最近研究表明孤儿核受体LRH-1参与多种癌症的发生。 但LRH-1是否同样影响肝癌的发生国内外未见报道。已有基因芯片数据证明LRH-1在肝癌组织中呈高表达，我们用Transcription Activator-Like Effector Nucleases (TALENs)介导的基因组编辑构建了下调LRH-1表达的HepG2细胞模型(HepG2LRH-1/-)并鉴定成功，测序结果显示在单一细胞来源的HepG2LRH-1/-细胞克隆中，至少检测到了5种不同的突变修复情况，提示LRH-1在肝癌细胞中可能存在基因组上拷贝数的扩增。另外HepG2LRH-1/-细胞的增殖速度明显低于正常HepG2细胞。我们推测LRH-1可能在肝癌组织中通过在基因组拷贝数的增加上调其表达水平并促进肝癌发生。本研究将利用HepG2LRH-1/-细胞模型为探索LRH-1作为肝癌治疗中潜在的药物靶点提供前期的科学依据。

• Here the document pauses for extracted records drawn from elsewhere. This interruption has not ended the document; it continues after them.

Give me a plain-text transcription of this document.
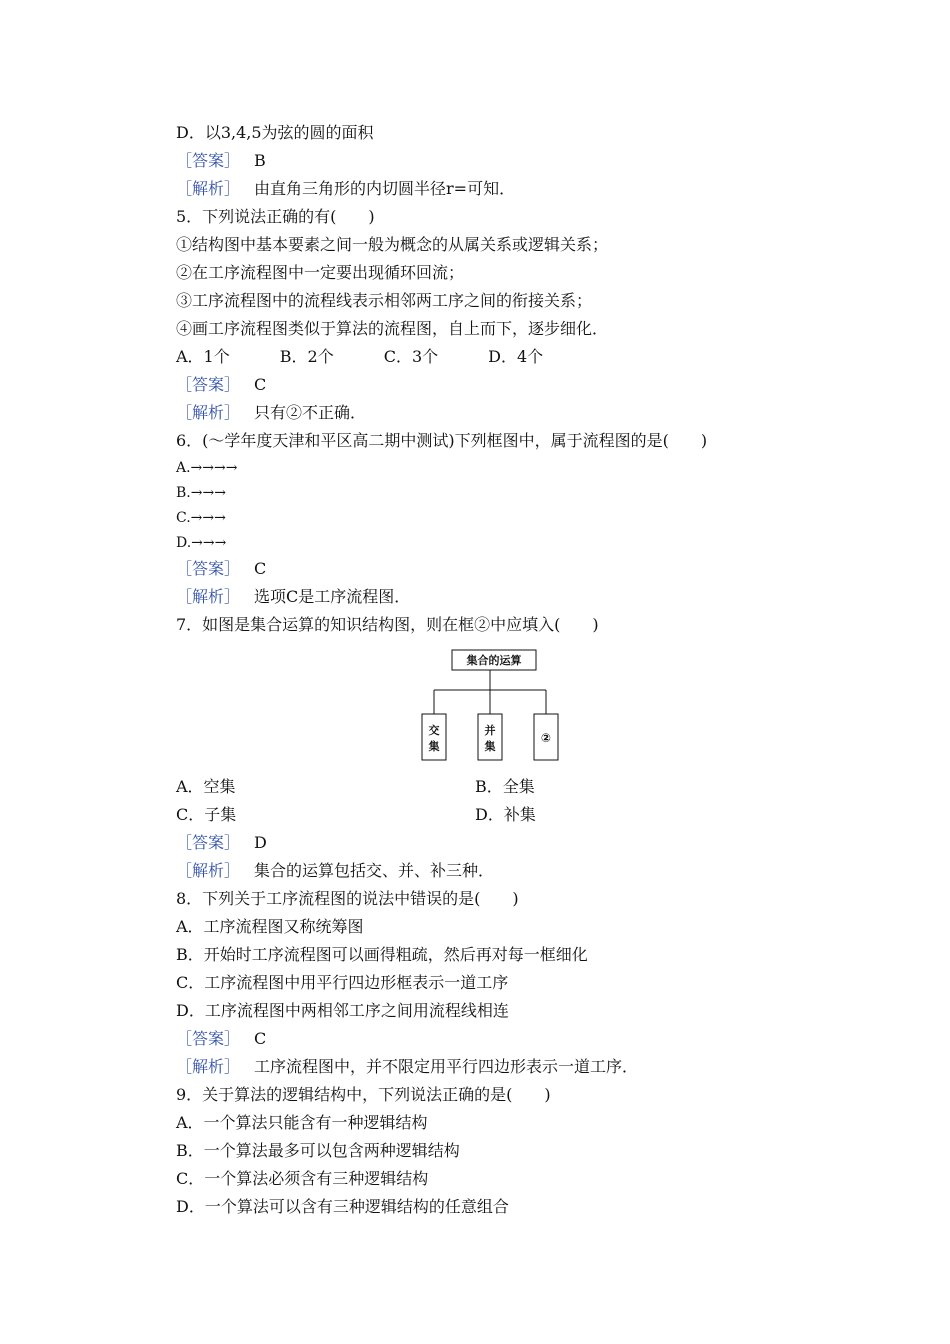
D．以3,4,5为弦的圆的面积
［答案］ B
［解析］ 由直角三角形的内切圆半径r=可知．
5．下列说法正确的有(　　)
①结构图中基本要素之间一般为概念的从属关系或逻辑关系；
②在工序流程图中一定要出现循环回流；
③工序流程图中的流程线表示相邻两工序之间的衔接关系；
④画工序流程图类似于算法的流程图，自上而下，逐步细化．
A．1个	B．2个	C．3个	D．4个
［答案］ C
［解析］ 只有②不正确．
6．(～学年度天津和平区高二期中测试)下列框图中，属于流程图的是(　　)
A.→→→→
B.→→→
C.→→→
D.→→→
［答案］ C
［解析］ 选项C是工序流程图．
7．如图是集合运算的知识结构图，则在框②中应填入(　　)
集合的运算
交
集
并
集
②
A．空集	B．全集
C．子集	D．补集
［答案］ D
［解析］ 集合的运算包括交、并、补三种．
8．下列关于工序流程图的说法中错误的是(　　)
A．工序流程图又称统筹图
B．开始时工序流程图可以画得粗疏，然后再对每一框细化
C．工序流程图中用平行四边形框表示一道工序
D．工序流程图中两相邻工序之间用流程线相连
［答案］ C
［解析］ 工序流程图中，并不限定用平行四边形表示一道工序．
9．关于算法的逻辑结构中，下列说法正确的是(　　)
A．一个算法只能含有一种逻辑结构
B．一个算法最多可以包含两种逻辑结构
C．一个算法必须含有三种逻辑结构
D．一个算法可以含有三种逻辑结构的任意组合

Aim..The aim of this project is to identify the functions of the nuclear receptor LRH-1（liver receptor homolog-1）in hepatocellular carcinoma (HCC). ..Project Background..Nuclear receptors are a large superfamily transcriptional factors that function as ligand dependent or independent sensor molecules which not only regulate a broad range of physiological processes such as metabolism, development, reproduction, but also play various and significant roles in diseases, such as cancers. LRH-1 (liver receptor homolog-1), belongs to the fifth subfamily of nuclear receptor, is recently found to be involved in the development and progression of several cancers including colon cancer, breast cancer and pancreatic cancer. ..Brief Project Description..Existed gene-chip results indicate that LRH-1 shows higher expression level in HCC than that in normal tissue. Therefore, we speculate that LRH-1 may play a role in HCC. Base on this hypothesis, four HepG2LRH-1/- cell models with low LRH-1 expression are generated by genome editing mediated by Transcription Activator-Like Effector Nucleases (TALENs). According to sequencing results, at least five different mutations are detected in one HepG2LRH-1/- model which is from single cell clone. In addition, HepG2LRH-1/- cells grow significantly slower than HepG2. In this project, we will investigate the molecular mechanisms of LRH-1 in carcinogenesis of HCC. ..Significance of Project..Considering current treatment options for HCC are still limited and also mostly ineffective, the novel therapeutic targets and drugs are urgently needed. The present proposal will investigate the molecular mechanisms of LRH-1 in HCC. Given that LRH-1 specific antagonist is already developed, the outcomes from this project will provide new insights into the pathogenesis of HCC and explore a potential therapeutic target for HCC treatment.